Краснея, Понтия опустила глаза. Прокула радостно улыбалась, но не была удивлена; несомненно, эта новость ей уже была известна. Только один я, в который раз, не был посвящен в их тайны. Мое счастье оказалось омраченным. Но все же мысль о ребенке, которому предстояло родиться, каким бы постылым ни был его отец, наполнила меня радостью.
После этого ошеломляющего заявления Лукан продолжил возлияния. Он держался, но я чувствовал, что он выпил слишком много. Когда мы с Прокулой уходили, зять был уже хорош и, несомненно, стал еще пьянее, когда они с Понтией, распростившись с последними гостями, перед рассветом добрались до своих апартаментов.
Мне кажется, ни одного человека я не ненавидел так, как Лукана. По причине ненависти, которую к нему питаю, я не в силах искать ему извинения за то несчастье, которое произошло. Но все же говорю, что он был сильно пьян и плохо контролировал свои действия. Я хотел бы, чтобы Тит Цецилий заплатил за все зло, которое причинял моей дочери все то время, пока продолжался их союз, за зло, которое он причинил Прокуле. Чтобы, в конце концов, он заплатил за мое страдание, которое не отпускает меня.
Я мог бы даже солгать, Клавдий послушал бы меня. Несмотря на то, что он холоден и эгоистичен, Клавдий огорчен обрушившейся на меня трагедией. Он бы покарал Лукана, так что я мог бы заполучить голову, которую так ненавижу…
Но это не утолило бы моей тоски.
Из рассказов Лукана и свидетельств рабов я достаточно четко представляю себе, что произошло.
Ночь была на исходе. С нежностью по отношению к этой подлой скотине Понтия поддерживала своего супруга. У Лукана в руке была лампа, наполненная маслом; огонек дрожал и мерцал, обнявшаяся чета неловко пересекала атриум. Вечером был сильный дождь, и идти по мраморным плитам было скользко. Несмотря на помощь Понтии, Тит Цецилий все спотыкался. Каждый раз, когда у него подворачивалась нога и он пытался восстановить равновесие, его разбирал нелепый смех. Маленькая лампа в его левой руке качалась и отбрасывала на стены громадные тени. Он смеялся над этими фантасмагорическими вспышками, нарочно размахивая лампой и забавляясь появлением на стене все новых странных фигур. Внезапно лампа выскользнула из его рук и упала на платье Понтии, ее прекрасное платье под вуалями огненных цветов. Легкий материал мгновенно пропитался маслом и вспыхнул. Понтия превратилась в живой факел, вопя и извиваясь от боли у ног хохочущего и одуревшего пьяницы.

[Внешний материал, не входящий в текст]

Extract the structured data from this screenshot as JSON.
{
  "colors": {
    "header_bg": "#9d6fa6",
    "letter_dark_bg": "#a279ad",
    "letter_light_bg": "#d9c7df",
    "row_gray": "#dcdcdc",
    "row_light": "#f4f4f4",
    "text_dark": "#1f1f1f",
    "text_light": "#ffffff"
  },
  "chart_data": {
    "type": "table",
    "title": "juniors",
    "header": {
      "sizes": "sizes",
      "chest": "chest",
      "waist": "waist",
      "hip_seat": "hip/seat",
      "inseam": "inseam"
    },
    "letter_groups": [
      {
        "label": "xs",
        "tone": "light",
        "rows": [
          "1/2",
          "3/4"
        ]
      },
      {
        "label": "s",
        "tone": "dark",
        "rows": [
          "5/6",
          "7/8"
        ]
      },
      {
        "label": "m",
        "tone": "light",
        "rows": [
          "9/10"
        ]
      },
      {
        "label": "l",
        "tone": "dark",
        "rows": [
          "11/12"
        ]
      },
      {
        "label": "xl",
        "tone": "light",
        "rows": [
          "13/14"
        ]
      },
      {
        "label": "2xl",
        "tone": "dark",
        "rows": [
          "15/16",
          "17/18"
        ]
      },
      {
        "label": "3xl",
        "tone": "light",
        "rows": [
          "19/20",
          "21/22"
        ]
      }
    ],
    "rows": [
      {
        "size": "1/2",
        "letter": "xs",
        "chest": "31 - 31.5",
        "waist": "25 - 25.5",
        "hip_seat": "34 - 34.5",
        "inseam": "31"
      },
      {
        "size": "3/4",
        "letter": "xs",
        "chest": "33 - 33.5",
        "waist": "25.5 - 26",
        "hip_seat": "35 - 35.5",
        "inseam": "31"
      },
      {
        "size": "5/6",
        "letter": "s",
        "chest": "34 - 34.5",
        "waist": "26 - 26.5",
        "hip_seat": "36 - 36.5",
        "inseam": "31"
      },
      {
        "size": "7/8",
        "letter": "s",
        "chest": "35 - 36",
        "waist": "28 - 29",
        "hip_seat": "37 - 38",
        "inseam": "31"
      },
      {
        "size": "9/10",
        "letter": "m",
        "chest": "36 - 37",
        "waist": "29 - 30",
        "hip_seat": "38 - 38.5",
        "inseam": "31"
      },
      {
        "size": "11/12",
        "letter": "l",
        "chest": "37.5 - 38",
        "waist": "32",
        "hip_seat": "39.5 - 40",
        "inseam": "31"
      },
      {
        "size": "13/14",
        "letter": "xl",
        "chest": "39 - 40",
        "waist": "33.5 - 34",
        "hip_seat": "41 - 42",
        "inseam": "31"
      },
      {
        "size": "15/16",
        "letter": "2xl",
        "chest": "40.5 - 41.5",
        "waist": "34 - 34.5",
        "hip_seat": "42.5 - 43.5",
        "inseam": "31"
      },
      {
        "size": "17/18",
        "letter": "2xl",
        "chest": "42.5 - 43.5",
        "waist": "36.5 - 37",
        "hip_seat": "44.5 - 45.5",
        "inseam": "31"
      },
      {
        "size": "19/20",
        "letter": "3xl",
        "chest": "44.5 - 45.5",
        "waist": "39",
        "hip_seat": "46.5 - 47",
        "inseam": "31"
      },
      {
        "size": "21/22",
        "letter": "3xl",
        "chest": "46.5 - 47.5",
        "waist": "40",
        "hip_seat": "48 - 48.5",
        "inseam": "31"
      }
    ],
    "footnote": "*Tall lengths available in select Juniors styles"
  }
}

Лукан был слишком пьян, он не догадался окунуть Понтию в атриум, чтобы погасить пламя, и беспомощно смотрел, как она заживо сгорает. Сбежавшиеся рабы нашли его неподвижным, отупевшим, ни на что не реагирующим возле бьющейся в агонии жены.
Понтия прожила еще два дня и две ночи, испытывая невыразимые мучения, потому что никакое снадобье не обладало достаточной силой, чтобы облегчить страдания ее обгоревшего тела.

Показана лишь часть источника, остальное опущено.